Private Airport Screening a Viable Option for U.S. Airports
In a recent St. Louis Business Journal article concerning the woeful performance of the TSA, the author claimed that privatization cannot be an answer to security screening in U.S. airports, like Lambert-St. Louis International. According to the author, “It doesn’t work. It never has.”
This statement is simply not true. In fact, Kansas City International Airport (MCI) has contracted for private screening through the Screening Partnership Program (SPP) for more than a decade. Under that program, the TSA sets standards for screening and selects a qualified vendor. Even compensation must match TSA standards. Kansas City is not an anomaly. In total, 21 airports, including San Francisco International Airport, use private screening.
The main reason airports opt for private screening is price. According to a report by the House Transportation & Infrastructure Committee, an airport like LAX (which uses TSA) could cut security costs by more than 40 percent if it moved to private screening. That more airports do not use private screening is largely the fault of the TSA itself, which the Government Accountability Office has consistently criticized for dragging its feet on improving and expanding SPP.

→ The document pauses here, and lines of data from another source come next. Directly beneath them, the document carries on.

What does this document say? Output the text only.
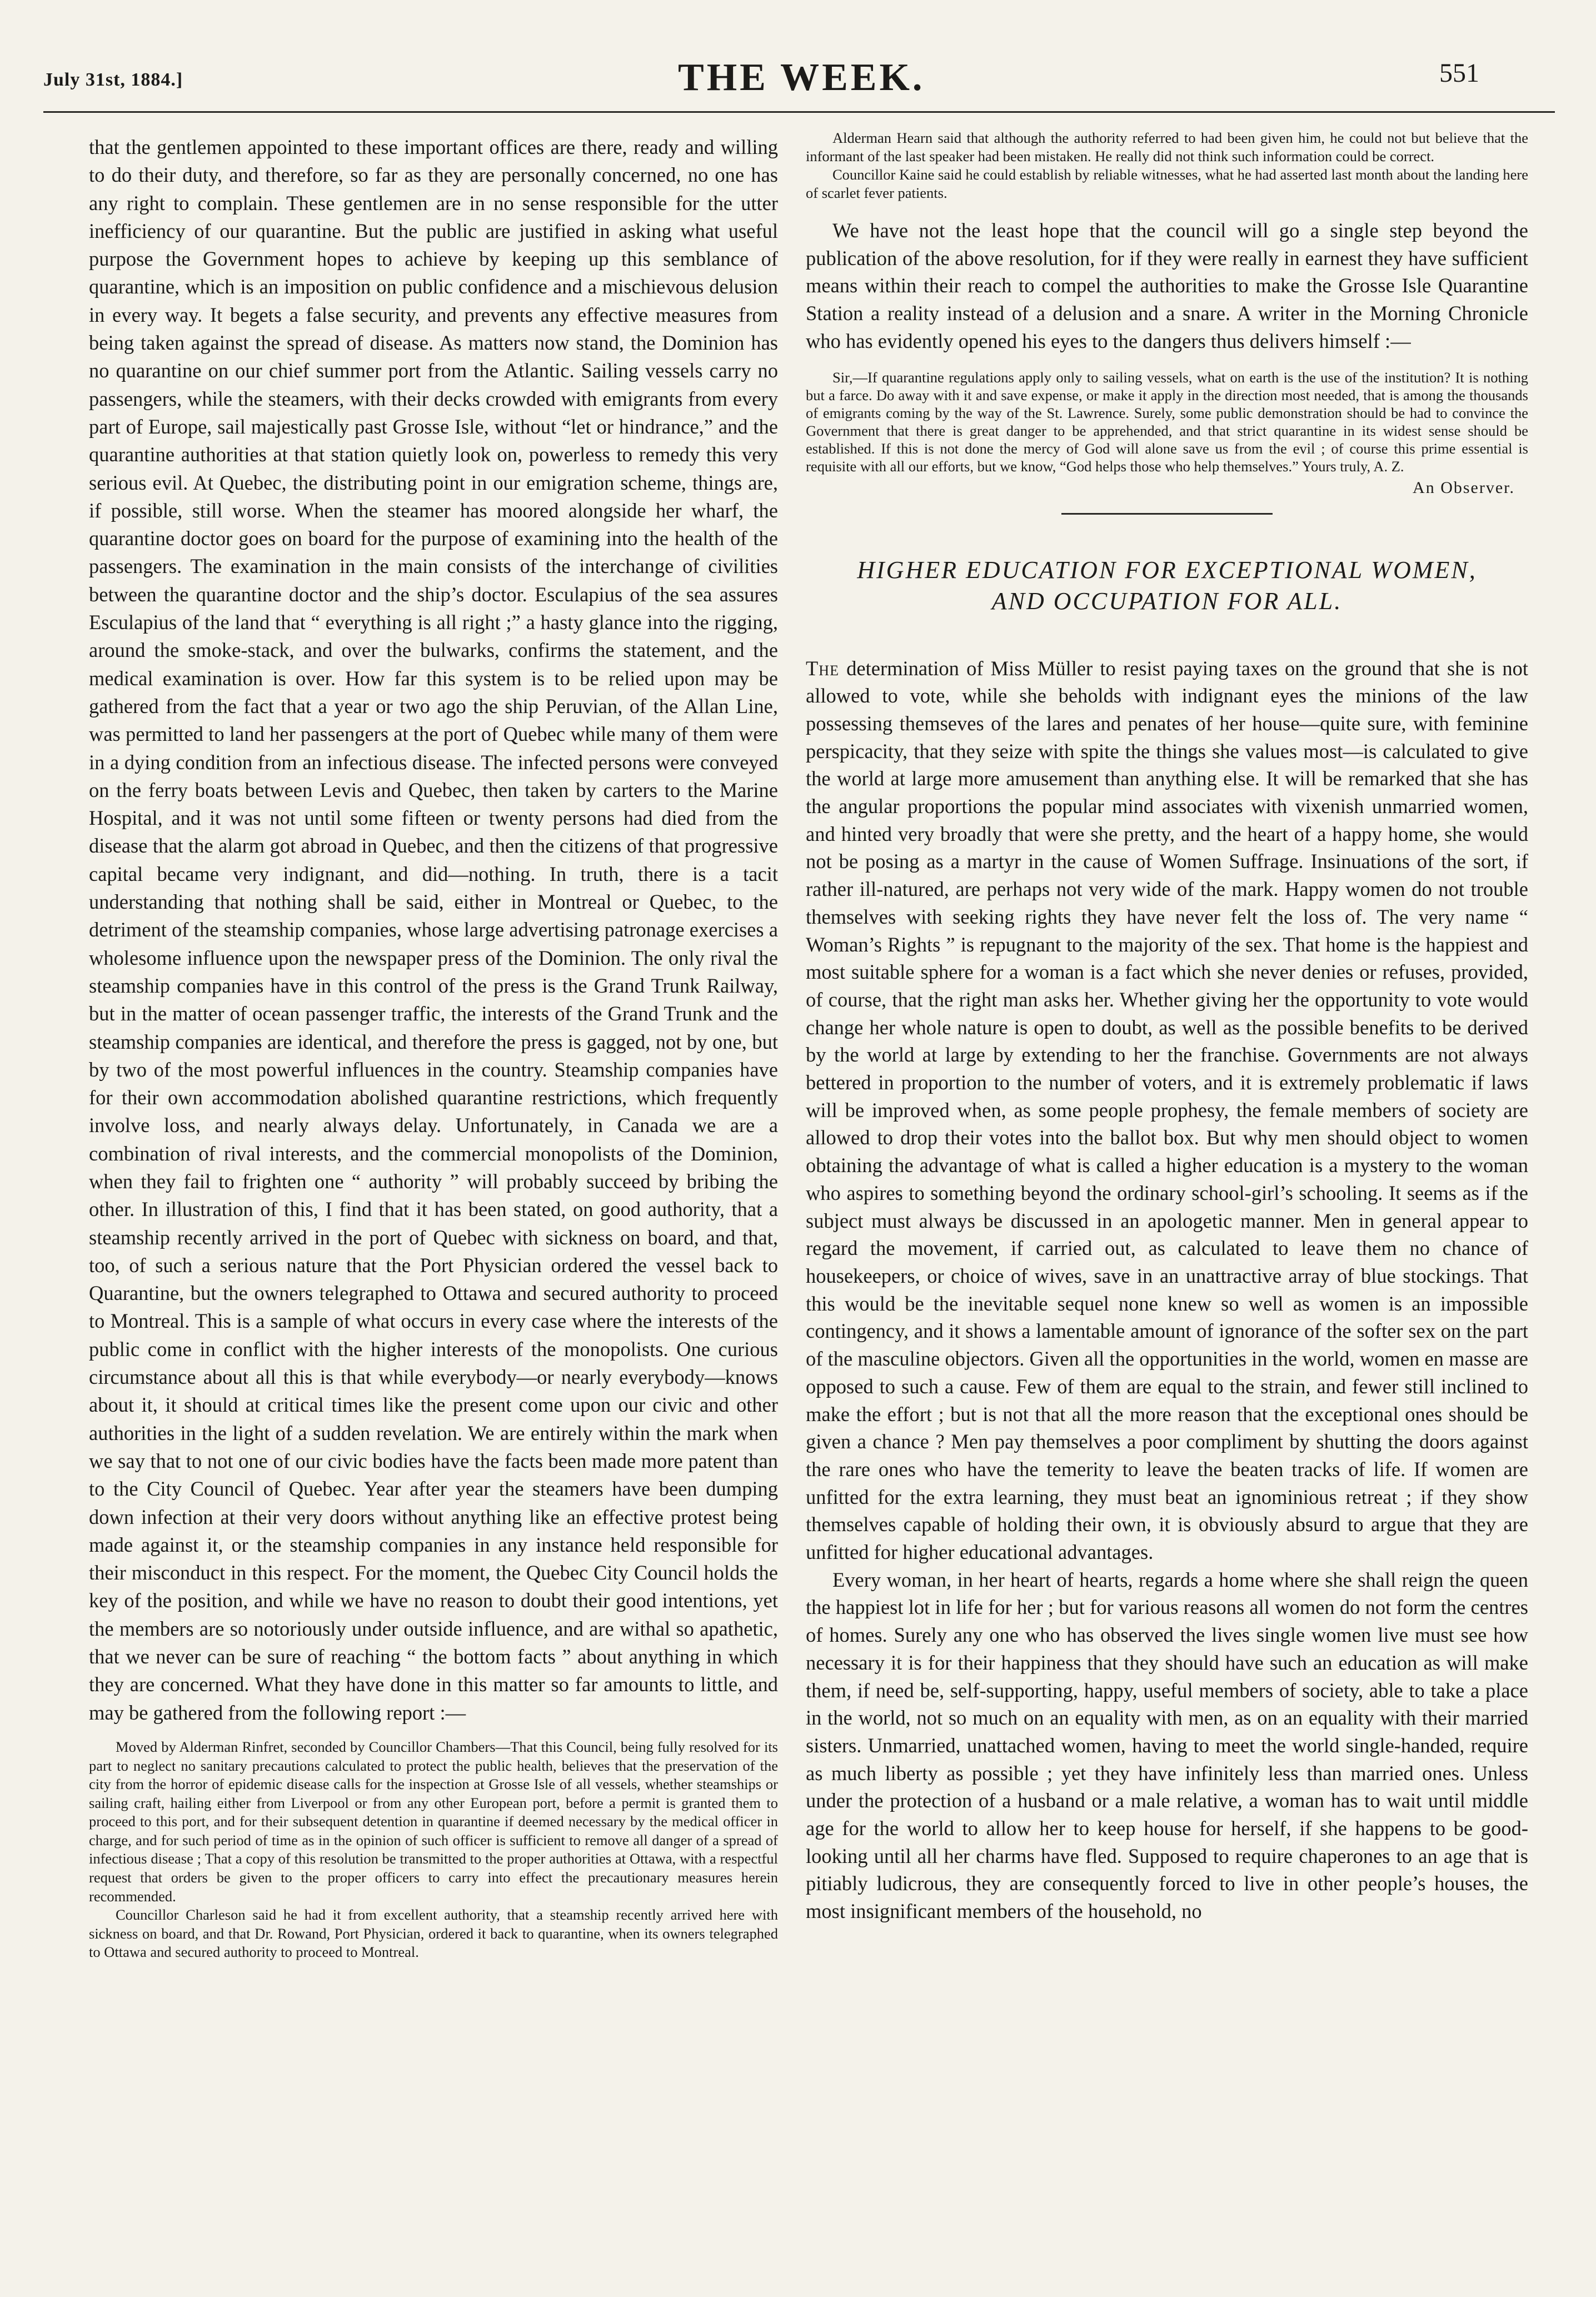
July 31st, 1884.]	THE WEEK.	551

that the gentlemen appointed to these important offices are there, ready and willing to do their duty, and therefore, so far as they are personally concerned, no one has any right to complain. These gentlemen are in no sense responsible for the utter inefficiency of our quarantine. But the public are justified in asking what useful purpose the Government hopes to achieve by keeping up this semblance of quarantine, which is an imposition on public confidence and a mischievous delusion in every way. It begets a false security, and prevents any effective measures from being taken against the spread of disease. As matters now stand, the Dominion has no quarantine on our chief summer port from the Atlantic. Sailing vessels carry no passengers, while the steamers, with their decks crowded with emigrants from every part of Europe, sail majestically past Grosse Isle, without “let or hindrance,” and the quarantine authorities at that station quietly look on, powerless to remedy this very serious evil. At Quebec, the distributing point in our emigration scheme, things are, if possible, still worse. When the steamer has moored alongside her wharf, the quarantine doctor goes on board for the purpose of examining into the health of the passengers. The examination in the main consists of the interchange of civilities between the quarantine doctor and the ship’s doctor. Esculapius of the sea assures Esculapius of the land that “ everything is all right ;” a hasty glance into the rigging, around the smoke-stack, and over the bulwarks, confirms the statement, and the medical examination is over. How far this system is to be relied upon may be gathered from the fact that a year or two ago the ship Peruvian, of the Allan Line, was permitted to land her passengers at the port of Quebec while many of them were in a dying condition from an infectious disease. The infected persons were conveyed on the ferry boats between Levis and Quebec, then taken by carters to the Marine Hospital, and it was not until some fifteen or twenty persons had died from the disease that the alarm got abroad in Quebec, and then the citizens of that progressive capital became very indignant, and did—nothing. In truth, there is a tacit understanding that nothing shall be said, either in Montreal or Quebec, to the detriment of the steamship companies, whose large advertising patronage exercises a wholesome influence upon the newspaper press of the Dominion. The only rival the steamship companies have in this control of the press is the Grand Trunk Railway, but in the matter of ocean passenger traffic, the interests of the Grand Trunk and the steamship companies are identical, and therefore the press is gagged, not by one, but by two of the most powerful influences in the country. Steamship companies have for their own accommodation abolished quarantine restrictions, which frequently involve loss, and nearly always delay. Unfortunately, in Canada we are a combination of rival interests, and the commercial monopolists of the Dominion, when they fail to frighten one “ authority ” will probably succeed by bribing the other. In illustration of this, I find that it has been stated, on good authority, that a steamship recently arrived in the port of Quebec with sickness on board, and that, too, of such a serious nature that the Port Physician ordered the vessel back to Quarantine, but the owners telegraphed to Ottawa and secured authority to proceed to Montreal. This is a sample of what occurs in every case where the interests of the public come in conflict with the higher interests of the monopolists. One curious circumstance about all this is that while everybody—or nearly everybody—knows about it, it should at critical times like the present come upon our civic and other authorities in the light of a sudden revelation. We are entirely within the mark when we say that to not one of our civic bodies have the facts been made more patent than to the City Council of Quebec. Year after year the steamers have been dumping down infection at their very doors without anything like an effective protest being made against it, or the steamship companies in any instance held responsible for their misconduct in this respect. For the moment, the Quebec City Council holds the key of the position, and while we have no reason to doubt their good intentions, yet the members are so notoriously under outside influence, and are withal so apathetic, that we never can be sure of reaching “ the bottom facts ” about anything in which they are concerned. What they have done in this matter so far amounts to little, and may be gathered from the following report :—

Moved by Alderman Rinfret, seconded by Councillor Chambers—That this Council, being fully resolved for its part to neglect no sanitary precautions calculated to protect the public health, believes that the preservation of the city from the horror of epidemic disease calls for the inspection at Grosse Isle of all vessels, whether steamships or sailing craft, hailing either from Liverpool or from any other European port, before a permit is granted them to proceed to this port, and for their subsequent detention in quarantine if deemed necessary by the medical officer in charge, and for such period of time as in the opinion of such officer is sufficient to remove all danger of a spread of infectious disease ; That a copy of this resolution be transmitted to the proper authorities at Ottawa, with a respectful request that orders be given to the proper officers to carry into effect the precautionary measures herein recommended.

Councillor Charleson said he had it from excellent authority, that a steamship recently arrived here with sickness on board, and that Dr. Rowand, Port Physician, ordered it back to quarantine, when its owners telegraphed to Ottawa and secured authority to proceed to Montreal.

Alderman Hearn said that although the authority referred to had been given him, he could not but believe that the informant of the last speaker had been mistaken. He really did not think such information could be correct.

Councillor Kaine said he could establish by reliable witnesses, what he had asserted last month about the landing here of scarlet fever patients.

We have not the least hope that the council will go a single step beyond the publication of the above resolution, for if they were really in earnest they have sufficient means within their reach to compel the authorities to make the Grosse Isle Quarantine Station a reality instead of a delusion and a snare. A writer in the Morning Chronicle who has evidently opened his eyes to the dangers thus delivers himself :—

Sir,—If quarantine regulations apply only to sailing vessels, what on earth is the use of the institution? It is nothing but a farce. Do away with it and save expense, or make it apply in the direction most needed, that is among the thousands of emigrants coming by the way of the St. Lawrence. Surely, some public demonstration should be had to convince the Government that there is great danger to be apprehended, and that strict quarantine in its widest sense should be established. If this is not done the mercy of God will alone save us from the evil ; of course this prime essential is requisite with all our efforts, but we know, “God helps those who help themselves.” Yours truly, A. Z.

An Observer.
HIGHER EDUCATION FOR EXCEPTIONAL WOMEN,
AND OCCUPATION FOR ALL.

The determination of Miss Müller to resist paying taxes on the ground that she is not allowed to vote, while she beholds with indignant eyes the minions of the law possessing themseves of the lares and penates of her house—quite sure, with feminine perspicacity, that they seize with spite the things she values most—is calculated to give the world at large more amusement than anything else. It will be remarked that she has the angular proportions the popular mind associates with vixenish unmarried women, and hinted very broadly that were she pretty, and the heart of a happy home, she would not be posing as a martyr in the cause of Women Suffrage. Insinuations of the sort, if rather ill-natured, are perhaps not very wide of the mark. Happy women do not trouble themselves with seeking rights they have never felt the loss of. The very name “ Woman’s Rights ” is repugnant to the majority of the sex. That home is the happiest and most suitable sphere for a woman is a fact which she never denies or refuses, provided, of course, that the right man asks her. Whether giving her the opportunity to vote would change her whole nature is open to doubt, as well as the possible benefits to be derived by the world at large by extending to her the franchise. Governments are not always bettered in proportion to the number of voters, and it is extremely problematic if laws will be improved when, as some people prophesy, the female members of society are allowed to drop their votes into the ballot box. But why men should object to women obtaining the advantage of what is called a higher education is a mystery to the woman who aspires to something beyond the ordinary school-girl’s schooling. It seems as if the subject must always be discussed in an apologetic manner. Men in general appear to regard the movement, if carried out, as calculated to leave them no chance of housekeepers, or choice of wives, save in an unattractive array of blue stockings. That this would be the inevitable sequel none knew so well as women is an impossible contingency, and it shows a lamentable amount of ignorance of the softer sex on the part of the masculine objectors. Given all the opportunities in the world, women en masse are opposed to such a cause. Few of them are equal to the strain, and fewer still inclined to make the effort ; but is not that all the more reason that the exceptional ones should be given a chance ? Men pay themselves a poor compliment by shutting the doors against the rare ones who have the temerity to leave the beaten tracks of life. If women are unfitted for the extra learning, they must beat an ignominious retreat ; if they show themselves capable of holding their own, it is obviously absurd to argue that they are unfitted for higher educational advantages.

Every woman, in her heart of hearts, regards a home where she shall reign the queen the happiest lot in life for her ; but for various reasons all women do not form the centres of homes. Surely any one who has observed the lives single women live must see how necessary it is for their happiness that they should have such an education as will make them, if need be, self-supporting, happy, useful members of society, able to take a place in the world, not so much on an equality with men, as on an equality with their married sisters. Unmarried, unattached women, having to meet the world single-handed, require as much liberty as possible ; yet they have infinitely less than married ones. Unless under the protection of a husband or a male relative, a woman has to wait until middle age for the world to allow her to keep house for herself, if she happens to be good-looking until all her charms have fled. Supposed to require chaperones to an age that is pitiably ludicrous, they are consequently forced to live in other people’s houses, the most insignificant members of the household, no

From a security standpoint, multiple studies show that private screeners do as good, or better, jobs than TSA screeners. And while we are now learning this is no high hurdle, at least a private company can lose its contract for bad performance; the same cannot be said of the TSA.
As an airport screening agency, the TSA is failing the flying public. In Saint Louis and elsewhere, perhaps it is time airport screening was privately bid out and the TSA receded to a regulatory role.